On 23/1/26 01:12, Jason Gunthorpe wrote:
On Thu, Jan 22, 2026 at 09:58:04PM +1100, Alexey Kardashevskiy wrote:
This issue with the RMP is no different, if you get a 2M IOPTE then
the HW should check the RMP and load in a 4K IOPTE to the IOTLB if
that is what the RMP requires.
That the HW doesn't do that means you have all these difficult
problems.
Got it. Interestingly the HW actually does that, almost. Say, for
=2MB IO pages it checks if RMP==2MB and puts a 2MB IO TLB entry if
RMP==2MB, and for 4KB..1MB IO pages - a 4K IO TLB entry and RMP==4K
check. But it does not cross the 2MB boundary in RMP. Uff :-/
Not sure I understand this limitation, how does any aligned size cross
a 2MB boundary?
Sorry, probably wrong wording. SNP allows a guest page to be backed by only a
4K or 2M host page, IOMMU always rounds page size down to the nearest 4K or 2M
boundary. 4M IO pages can work with 2M RMP but not 4K RMP.

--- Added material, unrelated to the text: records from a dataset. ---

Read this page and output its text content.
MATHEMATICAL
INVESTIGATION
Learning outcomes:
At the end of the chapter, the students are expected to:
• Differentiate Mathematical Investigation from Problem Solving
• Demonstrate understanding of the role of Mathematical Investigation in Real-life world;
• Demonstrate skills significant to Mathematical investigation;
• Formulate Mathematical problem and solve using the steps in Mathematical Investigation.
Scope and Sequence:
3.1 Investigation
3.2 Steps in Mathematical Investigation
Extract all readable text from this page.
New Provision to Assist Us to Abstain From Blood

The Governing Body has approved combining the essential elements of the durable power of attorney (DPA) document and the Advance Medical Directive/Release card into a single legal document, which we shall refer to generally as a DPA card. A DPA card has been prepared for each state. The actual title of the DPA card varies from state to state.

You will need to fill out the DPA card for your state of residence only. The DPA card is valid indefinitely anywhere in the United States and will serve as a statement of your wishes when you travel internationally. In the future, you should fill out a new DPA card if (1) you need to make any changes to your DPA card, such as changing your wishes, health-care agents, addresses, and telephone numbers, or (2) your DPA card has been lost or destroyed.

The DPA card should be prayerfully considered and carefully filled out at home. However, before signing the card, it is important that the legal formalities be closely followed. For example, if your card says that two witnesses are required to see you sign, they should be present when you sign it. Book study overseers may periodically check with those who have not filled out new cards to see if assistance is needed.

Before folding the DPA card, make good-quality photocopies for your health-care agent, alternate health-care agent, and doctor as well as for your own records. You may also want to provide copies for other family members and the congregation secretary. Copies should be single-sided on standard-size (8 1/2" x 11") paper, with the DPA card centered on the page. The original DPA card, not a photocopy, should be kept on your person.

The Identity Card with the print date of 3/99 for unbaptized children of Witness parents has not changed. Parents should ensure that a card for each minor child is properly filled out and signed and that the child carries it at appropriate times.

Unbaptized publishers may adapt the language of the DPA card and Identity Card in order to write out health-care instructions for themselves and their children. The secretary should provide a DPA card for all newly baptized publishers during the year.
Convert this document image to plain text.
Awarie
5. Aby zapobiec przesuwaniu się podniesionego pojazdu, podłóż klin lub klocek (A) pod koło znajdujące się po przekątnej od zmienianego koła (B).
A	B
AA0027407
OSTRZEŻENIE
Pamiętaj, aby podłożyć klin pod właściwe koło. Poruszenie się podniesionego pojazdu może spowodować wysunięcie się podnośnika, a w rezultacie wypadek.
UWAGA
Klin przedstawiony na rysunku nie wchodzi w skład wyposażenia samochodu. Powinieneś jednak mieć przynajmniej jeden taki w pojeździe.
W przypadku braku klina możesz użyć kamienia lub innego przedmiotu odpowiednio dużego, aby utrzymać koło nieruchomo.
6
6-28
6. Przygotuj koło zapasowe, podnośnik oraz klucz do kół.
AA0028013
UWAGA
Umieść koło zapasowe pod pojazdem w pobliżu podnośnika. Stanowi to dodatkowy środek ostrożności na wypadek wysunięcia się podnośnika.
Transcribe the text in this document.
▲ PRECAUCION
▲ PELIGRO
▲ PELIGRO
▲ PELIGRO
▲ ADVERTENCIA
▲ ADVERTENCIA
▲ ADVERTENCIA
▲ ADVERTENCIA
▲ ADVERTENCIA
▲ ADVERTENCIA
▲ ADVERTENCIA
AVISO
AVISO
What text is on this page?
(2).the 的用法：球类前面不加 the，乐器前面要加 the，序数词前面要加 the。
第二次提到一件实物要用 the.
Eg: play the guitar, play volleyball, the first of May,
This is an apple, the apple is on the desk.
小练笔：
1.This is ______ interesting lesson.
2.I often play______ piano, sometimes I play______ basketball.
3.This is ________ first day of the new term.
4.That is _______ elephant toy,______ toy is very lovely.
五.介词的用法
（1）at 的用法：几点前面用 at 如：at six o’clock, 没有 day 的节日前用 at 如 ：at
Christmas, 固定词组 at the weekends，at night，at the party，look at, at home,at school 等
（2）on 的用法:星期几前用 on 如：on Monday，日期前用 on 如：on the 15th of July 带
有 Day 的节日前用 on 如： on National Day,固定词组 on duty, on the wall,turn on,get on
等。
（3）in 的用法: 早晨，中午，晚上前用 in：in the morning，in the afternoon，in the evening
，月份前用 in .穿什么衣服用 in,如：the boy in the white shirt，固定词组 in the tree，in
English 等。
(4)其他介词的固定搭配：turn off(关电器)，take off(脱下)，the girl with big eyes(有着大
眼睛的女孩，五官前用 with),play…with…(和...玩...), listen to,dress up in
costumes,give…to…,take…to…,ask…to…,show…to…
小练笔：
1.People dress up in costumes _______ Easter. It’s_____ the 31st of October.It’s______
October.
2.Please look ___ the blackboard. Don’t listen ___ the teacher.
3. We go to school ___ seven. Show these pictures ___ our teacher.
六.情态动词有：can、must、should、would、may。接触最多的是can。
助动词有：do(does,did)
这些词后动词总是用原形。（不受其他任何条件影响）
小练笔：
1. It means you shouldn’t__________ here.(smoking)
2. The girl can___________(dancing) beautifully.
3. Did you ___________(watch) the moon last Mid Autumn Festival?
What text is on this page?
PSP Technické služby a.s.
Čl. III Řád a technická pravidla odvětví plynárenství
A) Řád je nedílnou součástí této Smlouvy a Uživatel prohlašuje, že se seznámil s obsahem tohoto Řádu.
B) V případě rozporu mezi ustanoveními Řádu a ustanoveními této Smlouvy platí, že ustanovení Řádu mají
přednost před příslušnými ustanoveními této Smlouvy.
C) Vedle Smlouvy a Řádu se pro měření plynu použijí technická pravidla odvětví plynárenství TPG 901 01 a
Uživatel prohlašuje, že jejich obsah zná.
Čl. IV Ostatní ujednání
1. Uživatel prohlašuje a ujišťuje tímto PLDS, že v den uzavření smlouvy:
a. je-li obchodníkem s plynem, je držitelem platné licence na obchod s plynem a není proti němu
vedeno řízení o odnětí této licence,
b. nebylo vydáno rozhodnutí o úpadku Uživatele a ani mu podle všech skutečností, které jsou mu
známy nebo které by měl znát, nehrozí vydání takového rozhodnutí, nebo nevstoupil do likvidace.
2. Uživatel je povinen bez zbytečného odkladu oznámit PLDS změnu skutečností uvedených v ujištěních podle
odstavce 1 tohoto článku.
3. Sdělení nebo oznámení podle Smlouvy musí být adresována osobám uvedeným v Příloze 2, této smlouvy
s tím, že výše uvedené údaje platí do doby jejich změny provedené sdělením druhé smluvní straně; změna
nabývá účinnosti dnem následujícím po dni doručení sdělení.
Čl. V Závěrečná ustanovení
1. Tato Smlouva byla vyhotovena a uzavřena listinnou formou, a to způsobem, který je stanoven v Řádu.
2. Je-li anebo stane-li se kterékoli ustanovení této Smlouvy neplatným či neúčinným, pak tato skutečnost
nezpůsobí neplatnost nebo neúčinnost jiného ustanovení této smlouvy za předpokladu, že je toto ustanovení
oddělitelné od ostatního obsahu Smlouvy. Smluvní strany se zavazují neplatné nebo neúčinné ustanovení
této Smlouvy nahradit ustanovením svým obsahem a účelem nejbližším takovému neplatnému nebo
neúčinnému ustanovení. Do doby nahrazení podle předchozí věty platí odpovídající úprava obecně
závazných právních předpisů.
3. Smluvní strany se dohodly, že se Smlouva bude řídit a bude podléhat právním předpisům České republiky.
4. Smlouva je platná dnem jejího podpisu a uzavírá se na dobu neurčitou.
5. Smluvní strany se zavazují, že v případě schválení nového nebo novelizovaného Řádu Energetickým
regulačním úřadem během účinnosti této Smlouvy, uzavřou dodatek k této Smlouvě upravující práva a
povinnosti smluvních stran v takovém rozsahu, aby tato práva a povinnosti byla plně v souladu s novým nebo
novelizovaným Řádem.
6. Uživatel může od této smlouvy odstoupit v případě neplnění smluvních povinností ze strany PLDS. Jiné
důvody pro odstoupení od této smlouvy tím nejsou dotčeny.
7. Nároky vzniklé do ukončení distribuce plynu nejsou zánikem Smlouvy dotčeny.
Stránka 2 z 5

Sounds like it was thought about, is it a HW bug some cases don't
work?
Nah, this is intentional, I just do not understand all consequences of allowing
4K RMP to work with 8MB IO page :)
on the other hand, without swiotlb, dma_map() in the guest for
untrusted device is likely to be lot less than 2MB and going to
share another handful of pages but this activity is not that rare
compared to my certificates example. If only there was a way to
somehow bundle such allocations/mappings... :-/
ARM is pushing a thing where encrypt/decrypt has to work on certain aligned
granual sizes > PAGE_SIZE, you could use that mechanism to select a 2M
size for AMD too and avoid this.
2M minimum on every DMA map?
That's a completely grotesque solution!
It violates all of our software layers. The IOMMU and RMP are not
controled by the same software entity and you propose to have a FW
call that edits *both* together somehow? How is that even going to
work safely?
Can't you do things in a sequence?
Change the iommu from 2M to 4K, flush, then change the RMP from 2M to
4K?
Sure we could unless there is ongoing DMA between "flush" and "then
change" and then DMA will fail because of mismatching page sizes
(that 2MB crossing thing above).
I'm confused, if the IOMMU has 4K and the RMP has 2M it doesn't work?
I have not tried this, IOMMU pages are usually the biggest on AMD platform,
often 8MB.
Then why was I told the 4k page size kernel parameter fixes
everything?
Because IOMMU becomes 4K only and there is no huge page support in the
confidential KVM yet (well, in the upstream linux) so page size mismatch cannot
occur.
What happens if the guest puts 4K pages into it's AMDv2 table and RMP
is 2M?
Is this AMDv2 - an NPT (then it is going to fail)? or nested IOMMU (never
tried, in the works, I suspect failure)?
If I get it right, for other platforms, the entire IOMMU table is
going to live in a secure space so there will be similar FW calls so
it is not that different.
At least ARM the iommu S2 table is in secure memory and the secure FW
keeps it 1:1 with the KVM S2 table. So edits to the KVM automatically
make matching edits to the IOMMU. Only one software layer is
responsible for things.
?
Does KVM talk to the host IOMMU code for that (and then the IOMMU code calls
the secure world)?
Or KVM goes straight to that secure world?
Straight to the secure world, there is no host IOMMU driver for the
secure IOMMU.
QEMU will try mapping all guest memory and will call the host for this, or it
won't, on ARM? No IOMMUFD in this case? Always guest-visible IOMMU? Thanks,
Is the host IOMMU code aware of the content of the secure IOMMU table?
No, it isn't even aware it exist.
Does 2MB->4K smashing exist on ARM at all?
Every arch has cases where larger mappings need to be reduced to
smaller ones, but ARM doesn't require synchronized coordination
between multiple tables.
Jason
--
Alexey